I should point out that the above is real, executable Haskell code. That it looks like a grammar in BNF is a testament to Haskell’s excellent support for embedding domain-specific languages.

Okay, back to specifics. Since selection doesn’t really have a place in our limited arithmetic grammar, I made d[e] compute (d mod e). The natural, parens, and brackets rules are supplied by Parsec. The first matches natural numbers. The second and third take a parser p and convert it into another parser that matches what p does but inside of parentheses and brackets, respectively.

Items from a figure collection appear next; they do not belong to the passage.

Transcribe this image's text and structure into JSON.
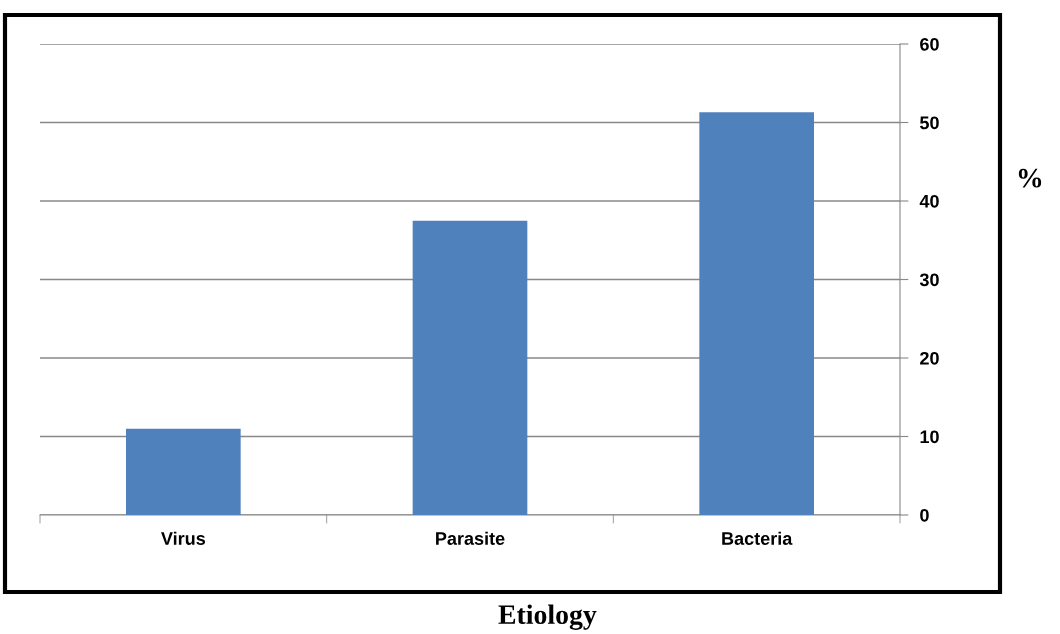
{
  "chart_data": {
    "type": "bar",
    "xlabel": "Etiology",
    "ylabel": "%",
    "categories": [
      "Virus",
      "Parasite",
      "Bacteria"
    ],
    "values": [
      11,
      37.5,
      51.3
    ],
    "color": "#4f81bd",
    "ylim": [
      0,
      60
    ],
    "yticks": [
      0,
      10,
      20,
      30,
      40,
      50,
      60
    ],
    "grid": "y"
  }
}
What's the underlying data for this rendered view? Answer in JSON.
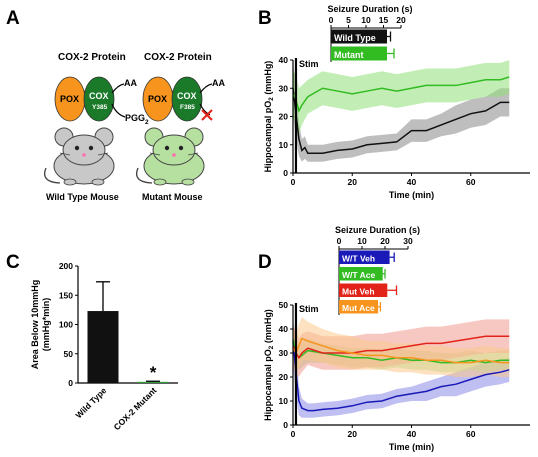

Trying out our expr parser using parseTest, a parse-and-print-the-result wrapper provided as part of Parsec, shows that it does indeed do what we want:

> parseTest expr "1+2"
3
> parseTest expr "1+2*2"
5
> parseTest expr "1+2*2[3]"
5
> parseTest expr "(1+2*2)[3]"
2

The point of all this is to show just how much power and convenience Haskell and Parsec give you for free. What once was a tedious job requiring careful derivation and refactoring is now easy: just fill out an operator table and give it to buildExpressionParser. Countless opportunities for subtle errors have been eliminated. The meaning of the parser is clear; the operators are listed in order of decreasing precedence, and their associativity is plain as day.

If you are writing a parser, you ought to check out Parsec. I wouldn’t do it any other way.